PETA Calls Out Hermès’ Wild-Animal Skin Sales at Shareholder Meeting

For Immediate Release:
April 29, 2025

Contact:
Nicole Perreira 202-483-7382

Paris

“When will Hermès ban wild-animal skins and embrace ethical luxury by launching vegan Birkin and Kelly bags?” That’s the question that PETA— which owns stock in the company—will be asking Executive Chair Axel Dumas to address at the company’s annual meeting on Wednesday. The action follows PETA’s new DIY YouTube video that’s drawn over 1 million views across all platforms and shows a fashion vlogger teaching their audience how to make a “Hermès Birkin bag” from scratch, starting with a live, three-year-old crocodile.

“Numerous designer brands are ditching deadly and destructive wild-animal skins, but Hermès is still hanging on to the same old cruelty,” says PETA Executive Vice President Tracy Reiman. “PETA is calling on Hermès to use only luxurious vegan materials, which don’t involve the torture and killing of thinking, feeling beings.”

Crocodiles are doting parents. Mother crocodiles hear their babies chirping while still in their eggs and will help them work their way out. They will also gently carry their babies in their mouths to protect them. Yet three crocodiles are killed to make just one Hermès Birkin bag. Undercover investigations—including a video from the Australian association Kindness Project, filmed in intensive breeding farms belonging to Hermès—revealed crocodiles crowded in cramped enclosures then isolated in small, filthy cages before being dragged, mutilated, and stabbed with a screwdriver. PETA entities have also documented how workers in the fashion industry chop off conscious lizards’ heads with machetes, inflate snakes with water, and electrically stun ostriches before slitting their throats in full view of their terrified flockmates.

PETA notes that many other major designers—such as Chanel, Balenciaga, Burberry, Mulberry, Victoria Beckham, Diane von Furstenberg, and Vivienne Westwood—have banned the use of the skin of reptiles or other wildlife from their collections.

PETA—whose motto reads, in part, that “animals are not ours to wear”—points out that Every Animal Is Someone and offers free Empathy Kits for people who need a lesson in kindness. For more information, please visit PETA.org or follow PETA on XFacebook, or Instagram.

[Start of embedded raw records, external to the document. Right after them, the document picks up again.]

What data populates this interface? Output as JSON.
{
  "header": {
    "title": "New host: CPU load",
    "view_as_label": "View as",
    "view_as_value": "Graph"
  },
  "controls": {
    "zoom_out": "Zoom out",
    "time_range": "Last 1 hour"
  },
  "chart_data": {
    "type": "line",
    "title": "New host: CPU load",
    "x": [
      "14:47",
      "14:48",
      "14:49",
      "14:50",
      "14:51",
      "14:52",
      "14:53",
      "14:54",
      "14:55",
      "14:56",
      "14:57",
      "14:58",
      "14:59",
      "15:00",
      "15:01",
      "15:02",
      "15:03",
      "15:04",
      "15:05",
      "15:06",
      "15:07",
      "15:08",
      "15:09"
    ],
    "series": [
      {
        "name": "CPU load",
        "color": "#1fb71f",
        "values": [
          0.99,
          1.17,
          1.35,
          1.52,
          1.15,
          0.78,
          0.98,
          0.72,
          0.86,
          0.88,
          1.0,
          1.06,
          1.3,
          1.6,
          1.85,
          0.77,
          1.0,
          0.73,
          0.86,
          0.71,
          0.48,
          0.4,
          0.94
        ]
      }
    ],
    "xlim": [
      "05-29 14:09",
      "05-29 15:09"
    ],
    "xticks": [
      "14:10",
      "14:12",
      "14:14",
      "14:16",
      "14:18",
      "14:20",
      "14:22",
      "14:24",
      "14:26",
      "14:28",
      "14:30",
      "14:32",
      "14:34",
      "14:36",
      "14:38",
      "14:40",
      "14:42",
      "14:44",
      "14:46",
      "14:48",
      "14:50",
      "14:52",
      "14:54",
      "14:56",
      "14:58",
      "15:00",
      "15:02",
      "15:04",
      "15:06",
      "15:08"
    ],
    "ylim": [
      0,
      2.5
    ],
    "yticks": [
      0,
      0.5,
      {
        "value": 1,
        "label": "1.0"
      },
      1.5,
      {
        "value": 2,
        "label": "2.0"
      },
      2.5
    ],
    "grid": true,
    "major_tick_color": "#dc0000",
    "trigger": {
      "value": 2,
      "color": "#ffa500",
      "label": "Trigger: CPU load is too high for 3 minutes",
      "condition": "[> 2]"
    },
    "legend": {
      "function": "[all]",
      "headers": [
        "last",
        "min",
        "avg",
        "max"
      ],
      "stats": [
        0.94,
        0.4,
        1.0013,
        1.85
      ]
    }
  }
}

The full text of PETA’s shareholder question follows.

My name is James Fraser, and I have a question for Executive Chair Axel Dumas on behalf of People for the Ethical Treatment of Animals.

An investigation into Australian farms owned by Hermès and its suppliers shows that crocodiles are being confined to cramped cages or small concrete pens filled with filthy water before being electrocuted, dragged, and mutilated with blades and screwdrivers—some while still conscious. On farms in South Africa supplying Hermès with ostrich skins, the young birds spend their short lives on barren feedlots. In a slaughterhouse, workers force ostriches into stun boxes—causing many to slip and fall in the process—and then slit their throats. In response to the investigation, Hermès continues to mislead the public and shareholders by referencing CITES—the Convention on International Trade in Endangered Species of Wild Fauna and Flora—knowing full well that this regulation relates to the number of animals traded, not the horrific way they are reared and killed.

Monsieur Dumas, the sale of macabre accessories made from the body parts of wild animals is tarnishing our company’s reputation and alienating the conscious consumers who represent the future of luxury fashion. When will Hermès ban wild-animal skins and embrace ethical luxury by launching vegan Birkin and Kelly bags?